Suppose $p \in U$ were a local maximum of $g = f_1^2 + f_2^2 + f_3^2$; then
$\nabla g(p) = 0; \tag{1}$
for any $x \in U$ we have
$\nabla g(x) = 2(f_1(x) \nabla f_1(x) + f_2(x) \nabla f_2(x) + f_3(x) \nabla f_3(x)); \tag{2}$
thus
$f_1(p) \nabla f_1(p) + f_2(p) \nabla f_2(p) + f_3(p) \nabla f_3(p) = \dfrac{1}{2} \nabla g(p) = 0. \tag{3}$
We may write the derivative $Df = D(f_1, f_2, f_3)$ in terms of the $\nabla f_i$, $1 \le i \le 3$, as the matrix
$Df = (\nabla f_1, \nabla f_2, \nabla f_3). \tag{4}$
The hypothesis that $f$ is of rank $3$ at every point is essentially the assertion that the rank of $Df$ is also $3$ everywhere; thus the vectors$\nabla f_i(x)$ must be linearly independent at every point $x \in U$. Granting this linear independence, (3) implies
$f_1(p) = f_2(p) = f_3(p) = 0, \tag{5}$
whence
$g(p) = 0; \tag{6}$
since $p$ is a maximum point of $g(x)$, we have for all $x \in U$
$0 \le f_1^2(x) + f_2^2(x) + f_3^2(x) \le g(p) = 0. \tag{7}$
But (7) is equivalent to
$f(x) = (f_1(x), f_2(x), f_3(x)) = 0 \tag{8}$
everywhere; that is, $f(x)$ is identically null, in contradiction to our hypothesis.

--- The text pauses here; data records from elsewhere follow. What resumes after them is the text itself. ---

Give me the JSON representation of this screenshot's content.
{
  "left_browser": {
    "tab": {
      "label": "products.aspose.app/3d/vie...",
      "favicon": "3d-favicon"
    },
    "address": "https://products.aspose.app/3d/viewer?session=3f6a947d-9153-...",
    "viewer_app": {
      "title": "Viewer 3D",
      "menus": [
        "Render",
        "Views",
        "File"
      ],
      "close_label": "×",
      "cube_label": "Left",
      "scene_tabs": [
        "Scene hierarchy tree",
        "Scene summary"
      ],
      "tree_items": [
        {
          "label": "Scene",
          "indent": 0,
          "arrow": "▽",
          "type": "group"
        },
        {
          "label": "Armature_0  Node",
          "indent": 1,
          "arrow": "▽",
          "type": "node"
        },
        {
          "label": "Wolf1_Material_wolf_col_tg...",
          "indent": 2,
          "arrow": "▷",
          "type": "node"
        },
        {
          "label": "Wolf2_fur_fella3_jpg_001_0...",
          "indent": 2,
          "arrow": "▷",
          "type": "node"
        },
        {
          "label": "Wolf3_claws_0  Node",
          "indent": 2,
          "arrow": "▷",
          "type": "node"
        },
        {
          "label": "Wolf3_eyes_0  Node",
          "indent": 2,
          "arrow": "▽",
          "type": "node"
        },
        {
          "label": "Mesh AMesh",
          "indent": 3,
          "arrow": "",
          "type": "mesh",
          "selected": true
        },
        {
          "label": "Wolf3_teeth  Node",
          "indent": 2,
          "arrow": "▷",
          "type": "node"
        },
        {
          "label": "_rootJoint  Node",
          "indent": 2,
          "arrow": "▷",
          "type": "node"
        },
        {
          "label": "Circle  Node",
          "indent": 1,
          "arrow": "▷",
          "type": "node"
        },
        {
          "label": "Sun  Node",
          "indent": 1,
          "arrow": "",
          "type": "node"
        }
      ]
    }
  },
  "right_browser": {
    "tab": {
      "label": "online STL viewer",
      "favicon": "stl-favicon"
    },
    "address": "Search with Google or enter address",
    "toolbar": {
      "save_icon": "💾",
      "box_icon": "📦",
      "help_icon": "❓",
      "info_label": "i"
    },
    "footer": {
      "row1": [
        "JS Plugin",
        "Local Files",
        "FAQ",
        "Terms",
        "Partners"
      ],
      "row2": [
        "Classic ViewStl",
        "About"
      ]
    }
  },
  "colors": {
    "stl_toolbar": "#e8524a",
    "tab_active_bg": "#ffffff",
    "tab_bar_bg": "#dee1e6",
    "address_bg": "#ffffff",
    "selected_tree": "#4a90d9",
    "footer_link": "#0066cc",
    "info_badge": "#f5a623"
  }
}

Thus $g(x)$ may have no maxima in $U$. QED.
Sketch: Suppose to reach a contradiction that $g$ has a maximum at $a\in U.$ Then $\nabla g (a)$ is the zero vector. Show that this implies the nonzero vector $f(a)$ is perpendicular to the vectors $\partial f/\partial x_k, k=1,\dots , n.$ But $Df(a)$ has rank $3,$ hence these vectors span $\mathbb {R}^3.$ This is a contradiction.